毎年ありえないくらいチョコレートを貰う氷帝学園の王様は、出所の確かなものをすべて他所に寄付しており、顔見知りや比較的仲の良い女生徒、クラスメート、そして生徒会仲間からのバレンタインプレゼントだとしても自らの口に運ぶことは稀で、ほぼ『寄付』にまわる。
生徒会の面々も元会長本人が受け取ってくれたとしても最終的に別のところへ行き着くことを過去の教訓から学び、それでも今年こそは『寄付』ではなく最後まで本人の手元に残って欲しい。

憧れ、恋愛、友情、同志。

生徒会といえども個々、元会長に抱く想いは異なるだろうが、共通して『受け取って食べて欲しい』ことには変わりなく。
元会長が受け取ってくれて、さらに『寄付』にまわらずにすむには…?

そんな時に元会長から頼まれた、『芥川慈郎BOX』の設置。
跡部景吾あてチョコレートのチェックと受け取りは例年ながらも、今年はC組の芥川慈郎のものも選別して欲しいという元会長からの珍しいお願い。
(注:指示や決定事項はしょっちゅうだが、生徒会面々も『お願い』はされたことがないゆえ)


―快諾した際の跡部元会長の優雅な微笑みがたまらなく美しかった

後々に、生徒会面々はそのシーンを思い出しウットリと語った。
…のだとか。


結局はある一人が試しに跡部へチョコレートを渡す際に『お世話になった跡部会長へ。部活の皆さんと宜しければ召し上がってください』と添えてみたところ、元会長的に『部活の皆さん』が引っかかったようで、寄付にまわる『跡部景吾宛BOX』に置くよう指示はなされなかった。
自身あてのチョコレートであれば即座に『寄付BOX』と言い放つところだが、あくまで受け取ったチョコレートは跡部景吾個人ではなく『…と、テニス部の皆さん』宛になってしまったので、自身の一存で寄付にまわすのは……と思いとどまったらしい。


「えへへ、うれし〜。チョコ、大好きだしー」

((……それだな))


チョコレートが大好きなテニス部の同級生。

芥川がチョコレートをつまむ際、口にいれた瞬間から美味しそうに、幸せそうに満面の笑顔で喜ぶシーンはテニス部部室や教室ではお馴染みの光景だし、レギュラー中心に彼に近い部員の間ではよく知られたこと。

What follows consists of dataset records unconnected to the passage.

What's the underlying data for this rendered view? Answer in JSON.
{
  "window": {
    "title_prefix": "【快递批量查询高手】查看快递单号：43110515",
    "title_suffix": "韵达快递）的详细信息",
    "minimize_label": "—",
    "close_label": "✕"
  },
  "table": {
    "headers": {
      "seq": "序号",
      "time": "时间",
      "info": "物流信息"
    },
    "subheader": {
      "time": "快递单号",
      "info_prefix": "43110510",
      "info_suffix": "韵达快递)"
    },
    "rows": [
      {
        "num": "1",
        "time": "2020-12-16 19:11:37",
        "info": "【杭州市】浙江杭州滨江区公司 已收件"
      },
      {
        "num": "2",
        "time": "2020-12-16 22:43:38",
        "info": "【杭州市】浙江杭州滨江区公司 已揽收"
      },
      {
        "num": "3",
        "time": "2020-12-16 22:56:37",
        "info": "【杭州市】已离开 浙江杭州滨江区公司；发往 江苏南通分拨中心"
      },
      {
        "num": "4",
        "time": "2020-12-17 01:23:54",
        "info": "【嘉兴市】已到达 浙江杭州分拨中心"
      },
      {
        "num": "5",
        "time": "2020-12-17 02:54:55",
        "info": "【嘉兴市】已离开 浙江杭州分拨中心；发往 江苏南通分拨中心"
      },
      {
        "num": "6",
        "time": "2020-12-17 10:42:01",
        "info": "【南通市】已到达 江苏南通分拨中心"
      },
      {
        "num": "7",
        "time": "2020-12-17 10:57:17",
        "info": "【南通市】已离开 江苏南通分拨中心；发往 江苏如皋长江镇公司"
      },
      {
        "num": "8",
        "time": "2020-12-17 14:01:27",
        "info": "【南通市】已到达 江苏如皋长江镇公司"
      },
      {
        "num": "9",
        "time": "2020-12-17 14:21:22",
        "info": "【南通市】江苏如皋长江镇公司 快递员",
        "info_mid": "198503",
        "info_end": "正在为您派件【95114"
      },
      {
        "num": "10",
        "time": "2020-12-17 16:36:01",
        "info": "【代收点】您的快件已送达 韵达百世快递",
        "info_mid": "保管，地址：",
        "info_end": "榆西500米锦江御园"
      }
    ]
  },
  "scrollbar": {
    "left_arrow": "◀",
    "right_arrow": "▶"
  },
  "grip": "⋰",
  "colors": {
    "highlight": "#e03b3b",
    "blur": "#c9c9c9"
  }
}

結果、『テニス部の皆さん』は見事にスルーされ、跡部の中では『跡部元会長とテニス部の芥川さんへ』と勝手に変換されたらしい。


「それに、いくらオレだって全部一人で食べちゃうなんてしないC〜。跡部はいいって言ってたけどさー」

「「は?」」

「明日、跡部んち行くんだ〜。生徒会のコたちに貰ったやつと、他にいくつか食べ比べするんだよね〜」

「……あっそ。ってかジロー、その高いやつ『テニス部の皆さん』あてじゃねーのかよ」

「よくわかんない。書記のコは『テニス部の皆さんで』って言ってたけど、跡部のメールだと、オレにくれるって。岳人も食べたい?」

「当たり前!っつーか『テニス部の皆さん』なんだから、俺だって権利あるッ!」

「おい、岳人…」

「ウルセー。亮だって『テニス部の皆さん』なんだから、食っとけ!」

「俺は別に、どっちでも―」

「あ、じゃあ明日一緒に跡部んちいく??食べ比べする?」

「「……」」


跡部家での食べ比べは大変魅力的だし、きっと芥川が持っていく『跡部会長とテニス部の皆さんへ』な生徒会面々からの高級チョコとは別に、執事ミカエルさんの主導のもと跡部しか用意できないスペシャルなバレンタインメニューの一つや二つ、出てくるに違いない。


しかし。


「じゃ、跡部に言っとくね〜。宍戸と、がくとも、さ、ん、か、っと」


携帯をいじる芥川の手元に視線を向けながら、どうしたもんかと考える二人。
チョコレートは魅力的だが…

芥川は人によって、我侭放題、甘え放題で好き勝手するきらいがある。それはよほど彼が信頼し、好意を向けている相手に限るのだが、こと氷帝学園内だと幼馴染の宍戸・向日コンビよりも、学園のキングに対してはことさら、人目も憚らずそのように振舞うことが多々ある。

デレデレに甘やかす跡部と甘えたな芥川。

何度か苦言や注意をしてみても、結局は跡部の『あん?何が問題なんだ』でおさまってしまい、それ以上こういう件の会話が続かない。
それでも宍戸、向日ともに奮闘してみたが無駄で、他のチームメートは早々に目を瞑っており、滝の『まぁ、二人がよければいいんじゃない?被害も今のところないしね』や『…見てみぬフリをすんのが一番やねん。突っ込んだモン負けや』なる忍足に右倣えで日吉までもが続いているものだから、最近は注意することも無くなってきている。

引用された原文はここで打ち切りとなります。